De plus, traditionnellement, on a toujours cru que les femmes qui s’impliquaient dans une relation sexuelle avaient certainement des sentiments pour leur amant ; contrairement aux hommes pour lesquels on estimait qu’il s’agissait plutôt d’une recherche de plaisir ponctuelle. Pourtant, la libido féminine aussi affiche des tendances omnivores. Le désir est chez la femme un moteur puissant et sous-évalué dans de nombreuses sociétés. À l’instar de celui de l’homme, le désir féminin à la base n’est rien de plus qu’animal et la recherche scientifique a su mettre en évidence quelques vérités sur la réalité de son désir.
Bref, nous protestons contre les dogmatismes, mais nous restons frileux quand il s’agit de parler de nos vies intimes. Bien sûr, l’égalité économique et sociale est essentielle, mais est-elle réellement suffisante ? Une société est d’abord constituée d’individus et, pour que l’édifice social soit résistant, les gens doivent en premier lieu être complets et heureux. Pour cela, nous devrons tous réfléchir sur le sens de ce bonheur. Ainsi, peut-être parviendrons-nous, un jour, à laisser place à un comportement moral qui assurera l’épanouissement libre et entier de chaque individu. L’amour libre en est certainement l’un des éléments constitutifs, mais il nous reste encore une longue route à faire.
Par conséquent, l’impact va bien au-delà de la couchette et bien au-delà de ces petites soirées frivoles à laisser libre cours à toutes nos fantaisies. C’est notre avenir que la sexualité influence et sur tous les plans. Entretenir les malaises, la honte et la culpabilité ne fait qu’engendrer l’insatisfaction. Les préjugés et les non-dits de la société dictent sournoisement non seulement le comportement sexuel des femmes en général, mais aussi celui des travailleuses du sexe et même parfois celui des hommes.
Ce n’est donc pas seulement notre manière de percevoir les prostituées qui les façonne ainsi, mais notre regard sur la sexualité tout entière. La prostituée est à l’image de celle-ci.
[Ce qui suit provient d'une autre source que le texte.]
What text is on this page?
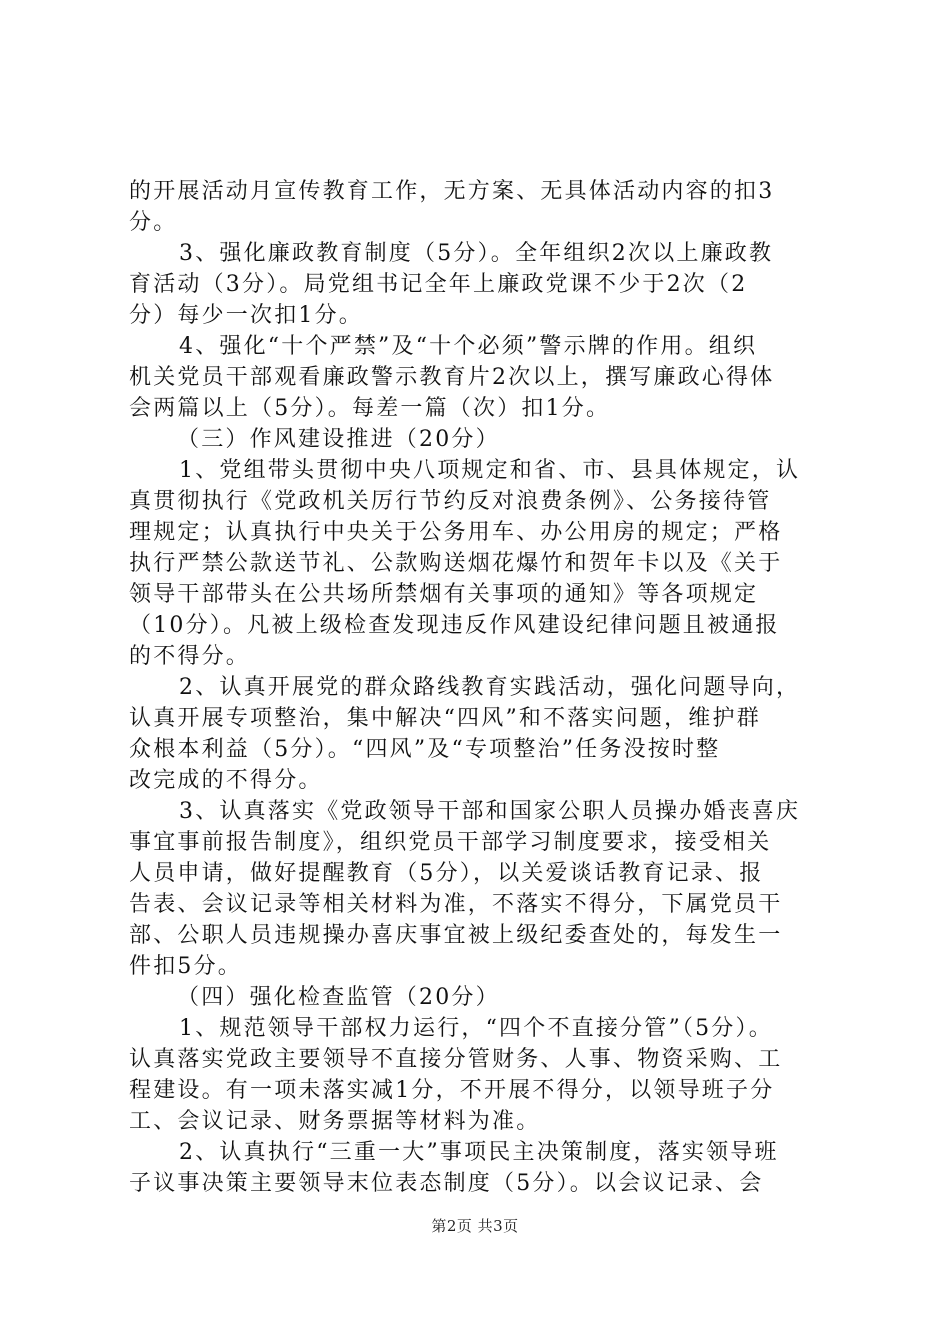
的开展活动月宣传教育工作，无方案、无具体活动内容的扣3
分。
3、强化廉政教育制度（5分）。全年组织2次以上廉政教
育活动（3分）。局党组书记全年上廉政党课不少于2次（2
分）每少一次扣1分。
4、强化“十个严禁”及“十个必须”警示牌的作用。组织
机关党员干部观看廉政警示教育片2次以上，撰写廉政心得体
会两篇以上（5分）。每差一篇（次）扣1分。
（三）作风建设推进（20分）
1、党组带头贯彻中央八项规定和省、市、县具体规定，认
真贯彻执行《党政机关厉行节约反对浪费条例》、公务接待管
理规定；认真执行中央关于公务用车、办公用房的规定；严格
执行严禁公款送节礼、公款购送烟花爆竹和贺年卡以及《关于
领导干部带头在公共场所禁烟有关事项的通知》等各项规定
（10分）。凡被上级检查发现违反作风建设纪律问题且被通报
的不得分。
2、认真开展党的群众路线教育实践活动，强化问题导向，
认真开展专项整治，集中解决“四风”和不落实问题，维护群
众根本利益（5分）。“四风”及“专项整治”任务没按时整
改完成的不得分。
3、认真落实《党政领导干部和国家公职人员操办婚丧喜庆
事宜事前报告制度》，组织党员干部学习制度要求，接受相关
人员申请，做好提醒教育（5分），以关爱谈话教育记录、报
告表、会议记录等相关材料为准，不落实不得分，下属党员干
部、公职人员违规操办喜庆事宜被上级纪委查处的，每发生一
件扣5分。
（四）强化检查监管（20分）
1、规范领导干部权力运行，“四个不直接分管”（5分）。
认真落实党政主要领导不直接分管财务、人事、物资采购、工
程建设。有一项未落实减1分，不开展不得分，以领导班子分
工、会议记录、财务票据等材料为准。
2、认真执行“三重一大”事项民主决策制度，落实领导班
子议事决策主要领导末位表态制度（5分）。以会议记录、会
第2页 共3页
Malgré les nombreuses mesures législatives prises pour ou contre la prostitution, la prostituée reste dans l’imaginaire collectif une personne vile et méprisable, tantôt victime. Depuis 2000 ans, la prostituée porte la faute et continue de le faire.
Ce qui rend la tâche des travailleuses du sexe beaucoup plus ardu, ce n’est pas le travail en soi, mais plutôt les tabous qui l’accompagnent. Nous en avons fait les martyres, les souffre-douleurs de notre propre « disgrâce ». Nous avons rejeté sur elles ce que nous n’acceptons pas de nous-mêmes. Elles ne sont pas esclaves de l’irrépressible pulsion sexuelle masculine (bien qu’elle le soit en apparence), mais plutôt esclaves d’une mentalité puritaine et conservatrice.
Esclave d’une idéologie qui a toujours occulté et réprimé les désirs féminins. Esclaves d’un monde où la suprématie masculine reste universelle et d’un système créé par les hommes et pour les hommes. Mais pas pour n’importe quels hommes, ceux à la tête de la hiérarchie mondiale. Les seules à bénéficier réellement de cette quasi-dictature représentent une infime partie de l’ensemble de la population.
Le sexisme est une arme contre nous tous. L’homme, le simple citoyen, se voit certainement lui aussi avantagé par cette hiérarchisation des sexes, si bien qu’il ne voit pas d’intérêt à soutenir le féminisme. Seulement, les conséquences économiques, sociologiques, politiques et environnementales (indirectement) qu’elles entraînent sont loin de n’être que le lot des femmes. Ainsi, ce n’est plus seulement une question de « droits de la femme », mais bien des droits de l’homme (des droits de la personne).